Lokathor / bytemuck

A crate for mucking around with piles of bytes
https://docs.rs/bytemuck
Apache License 2.0
697 stars 77 forks source link

`ASSERT_SIZE_MULTIPLE_OF` when casting `&[u8]` to `&[[u8; 16]]` #213

Closed SK83RJOSH closed 9 months ago

SK83RJOSH commented 10 months ago

I'm writing a tool to swizzle texture data offline. For convenience I rely on must_cast_slice to do most of the work, and I've unfortunately ran into an edge case it seems.

I expect the following to satisfy all requirements for a "safe" cast:

let src: Vec<u8> = texture.data.clone();
let src_blocks: &[[u8; 16]] = bytemuck::must_cast_slice(&src);

As the alignment of u8 and [u8; 16] are both one, and the resulting cast should handle slop correctly:

let src = [0_u8; 1024]; // size = 1024 (0x400), align = 0x1
let src_block: [u8; 16]; // size = 16 (0x10), align = 0x1

Is there a practical reason for disallowing this cast, or is it mostly to simplify the cast implementation?

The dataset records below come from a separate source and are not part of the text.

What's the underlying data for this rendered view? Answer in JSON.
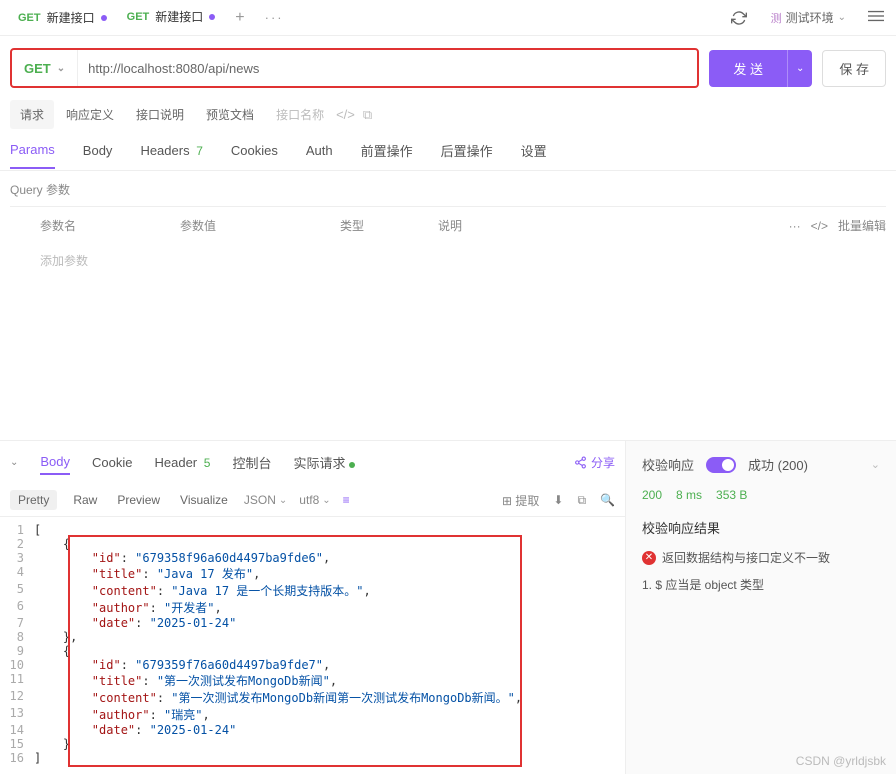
{
  "tabs": [
    {
      "method": "GET",
      "label": "新建接口",
      "modified": true
    },
    {
      "method": "GET",
      "label": "新建接口",
      "modified": true
    }
  ],
  "env": {
    "badge": "测",
    "label": "测试环境"
  },
  "request": {
    "method": "GET",
    "url": "http://localhost:8080/api/news",
    "send": "发 送",
    "save": "保 存"
  },
  "subTabs": {
    "request": "请求",
    "respDef": "响应定义",
    "docDesc": "接口说明",
    "preview": "预览文档",
    "placeholder": "接口名称"
  },
  "reqTabs": {
    "params": "Params",
    "body": "Body",
    "headers": "Headers",
    "headersCount": "7",
    "cookies": "Cookies",
    "auth": "Auth",
    "pre": "前置操作",
    "post": "后置操作",
    "settings": "设置"
  },
  "query": {
    "title": "Query 参数",
    "colName": "参数名",
    "colValue": "参数值",
    "colType": "类型",
    "colDesc": "说明",
    "batch": "批量编辑",
    "addPlaceholder": "添加参数"
  },
  "respTabs": {
    "body": "Body",
    "cookie": "Cookie",
    "header": "Header",
    "headerCount": "5",
    "console": "控制台",
    "actual": "实际请求",
    "share": "分享"
  },
  "toolbar": {
    "pretty": "Pretty",
    "raw": "Raw",
    "preview": "Preview",
    "visualize": "Visualize",
    "format": "JSON",
    "encoding": "utf8",
    "extract": "提取"
  },
  "respRight": {
    "verify": "校验响应",
    "success": "成功 (200)",
    "status": "200",
    "time": "8 ms",
    "size": "353 B",
    "resultTitle": "校验响应结果",
    "error": "返回数据结构与接口定义不一致",
    "rule": "1. $ 应当是 object 类型"
  },
  "json": {
    "lines": [
      {
        "n": 1,
        "indent": 0,
        "raw": "["
      },
      {
        "n": 2,
        "indent": 1,
        "raw": "{"
      },
      {
        "n": 3,
        "indent": 2,
        "key": "id",
        "val": "679358f96a60d4497ba9fde6",
        "comma": true
      },
      {
        "n": 4,
        "indent": 2,
        "key": "title",
        "val": "Java 17 发布",
        "comma": true
      },
      {
        "n": 5,
        "indent": 2,
        "key": "content",
        "val": "Java 17 是一个长期支持版本。",
        "comma": true
      },
      {
        "n": 6,
        "indent": 2,
        "key": "author",
        "val": "开发者",
        "comma": true
      },
      {
        "n": 7,
        "indent": 2,
        "key": "date",
        "val": "2025-01-24"
      },
      {
        "n": 8,
        "indent": 1,
        "raw": "},"
      },
      {
        "n": 9,
        "indent": 1,
        "raw": "{"
      },
      {
        "n": 10,
        "indent": 2,
        "key": "id",
        "val": "679359f76a60d4497ba9fde7",
        "comma": true
      },
      {
        "n": 11,
        "indent": 2,
        "key": "title",
        "val": "第一次测试发布MongoDb新闻",
        "comma": true
      },
      {
        "n": 12,
        "indent": 2,
        "key": "content",
        "val": "第一次测试发布MongoDb新闻第一次测试发布MongoDb新闻。",
        "comma": true
      },
      {
        "n": 13,
        "indent": 2,
        "key": "author",
        "val": "瑞亮",
        "comma": true
      },
      {
        "n": 14,
        "indent": 2,
        "key": "date",
        "val": "2025-01-24"
      },
      {
        "n": 15,
        "indent": 1,
        "raw": "}"
      },
      {
        "n": 16,
        "indent": 0,
        "raw": "]"
      }
    ]
  },
  "watermark": "CSDN @yrldjsbk"
}
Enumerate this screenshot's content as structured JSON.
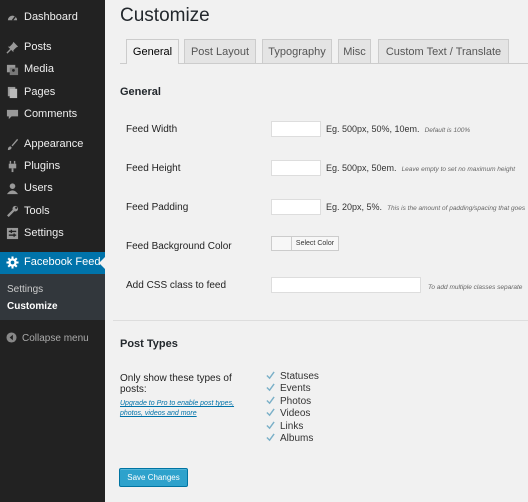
{
  "sidebar": {
    "items": [
      {
        "label": "Dashboard",
        "icon": "dashboard-icon"
      },
      {
        "label": "Posts",
        "icon": "pushpin-icon"
      },
      {
        "label": "Media",
        "icon": "media-icon"
      },
      {
        "label": "Pages",
        "icon": "pages-icon"
      },
      {
        "label": "Comments",
        "icon": "comments-icon"
      },
      {
        "label": "Appearance",
        "icon": "paintbrush-icon"
      },
      {
        "label": "Plugins",
        "icon": "plugins-icon"
      },
      {
        "label": "Users",
        "icon": "users-icon"
      },
      {
        "label": "Tools",
        "icon": "wrench-icon"
      },
      {
        "label": "Settings",
        "icon": "settings-icon"
      },
      {
        "label": "Facebook Feed",
        "icon": "gear-icon",
        "active": true
      }
    ],
    "submenu": [
      "Settings",
      "Customize"
    ],
    "collapse_label": "Collapse menu"
  },
  "page_title": "Customize",
  "tabs": [
    "General",
    "Post Layout",
    "Typography",
    "Misc",
    "Custom Text / Translate"
  ],
  "active_tab": "General",
  "general": {
    "heading": "General",
    "feed_width": {
      "label": "Feed Width",
      "value": "",
      "hint": "Eg. 500px, 50%, 10em.",
      "note": "Default is 100%"
    },
    "feed_height": {
      "label": "Feed Height",
      "value": "",
      "hint": "Eg. 500px, 50em.",
      "note": "Leave empty to set no maximum height"
    },
    "feed_padding": {
      "label": "Feed Padding",
      "value": "",
      "hint": "Eg. 20px, 5%.",
      "note": "This is the amount of padding/spacing that goes"
    },
    "feed_bg_color": {
      "label": "Feed Background Color",
      "button": "Select Color"
    },
    "css_class": {
      "label": "Add CSS class to feed",
      "value": "",
      "note": "To add multiple classes separate"
    }
  },
  "post_types": {
    "heading": "Post Types",
    "label": "Only show these types of posts:",
    "upgrade_link": "Upgrade to Pro to enable post types, photos, videos and more",
    "types": [
      "Statuses",
      "Events",
      "Photos",
      "Videos",
      "Links",
      "Albums"
    ]
  },
  "save_button": "Save Changes",
  "colors": {
    "sidebar": "#222222",
    "accent": "#0073aa",
    "button": "#2ea2cc",
    "check": "#7ab0c8"
  }
}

zachs18 commented 10 months ago

A [u8] may have a length that is not a multiple of 16, in which case bytemuck::try_cast_slice::<[u8], [[u8; 16]]> would return a PodCastError::OutputSliceWouldHaveSlop, and bytemuck::cast_slice would panic. bytemuck::must_cast_slice does not compile with a cast that could cause an error at runtime, so bytemuck::must_cast_slice::<[u8], [[u8; 16]]> does not compile.

the resulting cast should handle slop correctly

bytemuck normally "handles" slop by not allowing it at all, so this error is consistent with that.


If you want a version that ignores slop and cannot fail at runtime, you can slice the source slice to have a length that is a multiple of 16 before passing it to bytemuck::cast_slice. (The optimizer will likely be able to see that the cast cannot fail and remove the panic branch from bytemuck::cast_slice.)

let src = texture.data.clone();
let no_slop_len = (src.len() / 16) * 16; // round down to multiple of 16
let src_blocks: &[[u8; 16]] = bytemuck::cast_slice(&src[..no_slop_len]);

On my machine, a similar function compiles down to almost nothing in release mode (just register shuffling and a right shift of the slice length)


pub fn chunks_16(texture_data: &[u8]) -> &[[u8; 16]] {
    let src = texture_data;
    let no_slop_len = (src.len() / 16) * 16; // round down to multiple of 16
    let src_blocks: &[[u8; 16]] = bytemuck::cast_slice(&src[..no_slop_len]);
    src_blocks
}

(using cargo-show-asm)

bytemuck_cast_slice_runtime_infallible::chunks_16:

    .cfi_startproc
    mov rdx, rsi
    mov rax, rdi

    shr rdx, 4

    ret